Charles Jones (1866-1959), one of the photography world’s mysterious discoveries, was unknown as an artist until his work was found by a collector in a London street market in 1981. Born in England, he was a trained gardener and achieved public recognition for his horticultural skills. Between 1895 and 1910 Jones experimented with photography and produced a series of stunning gold-toned gelatin silver prints of vegetables, fruits, and flowers. He photographed his subjects isolated from nature, against neutral or dark backdrops. His technique was unprecedented for the time and foreshadowed the photographs of Edward Weston, Karl Blossfeldt and other Modernist images from the 1920s and 1930s. Not recognized as a photographer in his lifetime, it is likely that Jones photographed for his own private exploration and did not share his interest with family or friends. Charles Jones left behind no negatives, journals, or papers and died a near recluse in 1959. A monograph of his work, Plant kingdoms: the photographs of Charles Jones with a forward by Alice Waters, was published in 1998.

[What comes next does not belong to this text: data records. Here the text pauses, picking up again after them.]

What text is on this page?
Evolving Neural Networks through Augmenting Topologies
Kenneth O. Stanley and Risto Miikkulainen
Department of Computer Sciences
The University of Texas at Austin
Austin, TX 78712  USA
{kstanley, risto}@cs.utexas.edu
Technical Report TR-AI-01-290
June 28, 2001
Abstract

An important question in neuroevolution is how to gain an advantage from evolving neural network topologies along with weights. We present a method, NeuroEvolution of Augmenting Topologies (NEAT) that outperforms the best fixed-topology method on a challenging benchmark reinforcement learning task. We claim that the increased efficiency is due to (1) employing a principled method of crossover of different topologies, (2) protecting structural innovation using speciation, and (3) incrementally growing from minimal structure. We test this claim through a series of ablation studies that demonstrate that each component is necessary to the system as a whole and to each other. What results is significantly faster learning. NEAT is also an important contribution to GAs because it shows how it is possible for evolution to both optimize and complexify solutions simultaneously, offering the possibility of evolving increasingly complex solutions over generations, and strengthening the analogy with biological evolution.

Karl Blossfeldt (1865–1932), a German sculptor and photographer, is best known for his magnified close-up photographs of plants, published in his influential 1928 monograph Urformen der Kunst (Art Forms in Nature). Studying under Moritz Meurer from 1890-1896, Blossfeldt traveled Europe and North Africa, photographing botanical specimens. He began teaching in 1898, using his own photographs as teaching tools while maintaining a detailed log of their names. By the 1920s, his photos gained recognition for their artistic value, distinguished by their precision and clear focus, contrasting with the blurred images popular at the time. Blossfeldt’s work emphasized the geometric structures in nature, inspired by his early training as a sculptor and iron craftsman. His photographs, primarily intended as reference images, utilized simple backgrounds to highlight the plant forms’ symmetry and patterns. Blossfeldt’s homemade lenses magnified his subjects by thirty times, allowing him to capture intricate details that reflected nature's repeating textures. His work influenced many photographers, and his legacy as a pioneer of close-up photography endures, contributing to a profound shift in how we perceive the world.

Edward Weston (1886-1959), born in Highland Park, Illinois, began to make photographs in Chicago parks in 1902. His works were first exhibited in 1903 at the Art Institute of Chicago. Three years later he moved to California and opened a portrait studio in a Los Angeles suburb. The Western landscape soon became his principal subject matter. In the 1930s, Weston and several other photographers, including Ansel Adams, Imogen Cunningham, and Willard van Dyke, formed the f/64 group, which greatly influenced the aesthetics of American photography. In 1937, Weston received the first Guggenheim Fellowship awarded to a photographer, which freed him from earning a living as a portraitist. The works for which he is famous – sharp, stark, brilliantly printed images of sand dunes, nudes, vegetables like cabbages, kale, and peppers, rock formations, trees, cacti, shells, water, and human faces -- are among the finest of 20th-century photographs; their influence on modern art remains inestimable.